The U.S. Supreme Court has unanimously ruled that non-citizens who have been granted temporary humanitarian relief from deportation, known as Temporary Protected Status, and who came to the United States without being “inspected and admitted,” cannot apply to become lawful permanent residents through the adjustment of status application process.

The Court’s decision means that permanent resident status will not be available to these individuals unless Congress amends the applicable legislation.

Sanchez v. Mayorkas

According to the Supreme Court’s opinion, written by Justice Elena Kagan, the TPS program

provides humanitarian relief to foreign nationals in the United States who come from specified countries. The Government may designate a country for the program when it is beset by especially bad or dangerous conditions, such as arise from natural disasters or armed conflicts. The country’s citizens, if already present in the United States, may then obtain TPS [Temporary Protected Status]. That status protects them from removal and authorizes them to work here for as long as the TPS designation lasts. A person’s unlawful entry into the United States will usually not preclude granting him TPS. And relevant here, the TPS provision states: “[F]or purposes of adjustment of status under section 1255,” a person given TPS “shall be considered as being in, and maintaining, lawful status as a nonimmigrant.”

In 1997, Jose Santos Sanchez entered the United States from El Salvador without being “inspected and admitted” as required by U.S. immigration law. In 2001, the United States granted TPS designation to El Salvador because of severe earthquakes in that country. Mr. Sanchez applied for and obtained TPS that year and has kept his status current. In 2014, he applied for an “adjustment of status” to allow him to become a lawful permanent resident of the United States. The U.S. Citizenship and Immigration Services denied his application on the ground that his initial entry into the United States was not lawful. According to the USCIS, Section 1255(a) of the Immigration and Nationality Act provides that an “adjustment of status” is available only to non-citizens who were “inspected and admitted or paroled into the United States.”

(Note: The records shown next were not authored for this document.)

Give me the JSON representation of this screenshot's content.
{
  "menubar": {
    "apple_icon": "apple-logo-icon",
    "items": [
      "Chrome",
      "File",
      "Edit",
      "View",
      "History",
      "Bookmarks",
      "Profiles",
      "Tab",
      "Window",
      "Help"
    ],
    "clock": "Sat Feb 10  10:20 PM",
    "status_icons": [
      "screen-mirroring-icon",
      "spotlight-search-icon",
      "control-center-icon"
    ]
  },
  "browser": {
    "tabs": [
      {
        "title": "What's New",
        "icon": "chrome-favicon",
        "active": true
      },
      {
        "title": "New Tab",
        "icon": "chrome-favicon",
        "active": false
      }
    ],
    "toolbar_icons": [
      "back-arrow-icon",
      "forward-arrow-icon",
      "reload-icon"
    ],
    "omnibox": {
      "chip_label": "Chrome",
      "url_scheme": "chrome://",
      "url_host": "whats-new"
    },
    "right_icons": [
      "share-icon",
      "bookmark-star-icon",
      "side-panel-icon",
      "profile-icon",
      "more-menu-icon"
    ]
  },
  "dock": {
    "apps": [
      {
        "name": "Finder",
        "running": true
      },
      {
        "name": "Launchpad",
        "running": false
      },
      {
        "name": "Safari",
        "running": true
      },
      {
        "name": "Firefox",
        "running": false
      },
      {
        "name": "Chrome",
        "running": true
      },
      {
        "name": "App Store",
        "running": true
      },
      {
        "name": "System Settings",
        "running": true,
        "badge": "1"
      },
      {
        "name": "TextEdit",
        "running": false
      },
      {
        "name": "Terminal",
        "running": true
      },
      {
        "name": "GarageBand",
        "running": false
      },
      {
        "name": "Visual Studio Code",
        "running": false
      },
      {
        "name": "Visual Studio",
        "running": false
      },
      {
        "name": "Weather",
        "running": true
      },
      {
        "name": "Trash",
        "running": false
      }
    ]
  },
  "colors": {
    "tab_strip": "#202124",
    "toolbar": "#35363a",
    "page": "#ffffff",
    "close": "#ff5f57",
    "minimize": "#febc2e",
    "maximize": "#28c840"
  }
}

Mr. Sanchez appealed, contending that the statute provided for adjustment of status even if the non-citizen had not been “inspected and admitted or paroled” before entry into the United States. He cited Section 1254a(f)(4) of the INA, which provides, “For purposes of adjustment of status under Section 1255…,” a TPS holder “shall be considered as being in, and maintaining, lawful status as a nonimmigrant.” Mr. Sanchez argued that this language grants a TPS holder status equivalent to that of a nonimmigrant who has been “inspected and admitted.”

A federal district court judge in New Jersey agreed with Mr. Sanchez, and granted him summary judgment. However, the U.S. Court of Appeals for the Third Circuit reversed. According to the Third Circuit, Section 1254(a)(f)(4) refers to “status” but does not mention “admission,” and immigration law historically has recognized “status” and “admission” as distinct concepts in the law.

The Supreme Court agreed with the Third Circuit. Justice Kagan’s opinion distinguishes “status” and “admission” by stressing that “Section 1255 generally requires a lawful admission before a person can obtain [lawful permanent resident]” status. (Emphasis added.) Because Mr. Sanchez was not initially admitted lawfully to the United States, he cannot be eligible for an adjustment of status despite his valid TPS.


The Sanchez decision does not affect the continued TPS status of individuals who entered the United States illegally. Nor does it prevent them from seeking waivers of illegal entry and, if the waivers are granted, the ability to apply abroad for immigrant visas to the United States. However, individuals with TPS who initially entered the United States illegally will not be able to apply for adjustment of status to become lawful permanent residents of the United States unless Congress changes the law. Although Congress has acted in the past to change laws after unpopular Supreme Court decisions, it is not clear whether it will do so in this case. It is also not clear that Congress would have the will to amend immigration law in today’s polarized political environment.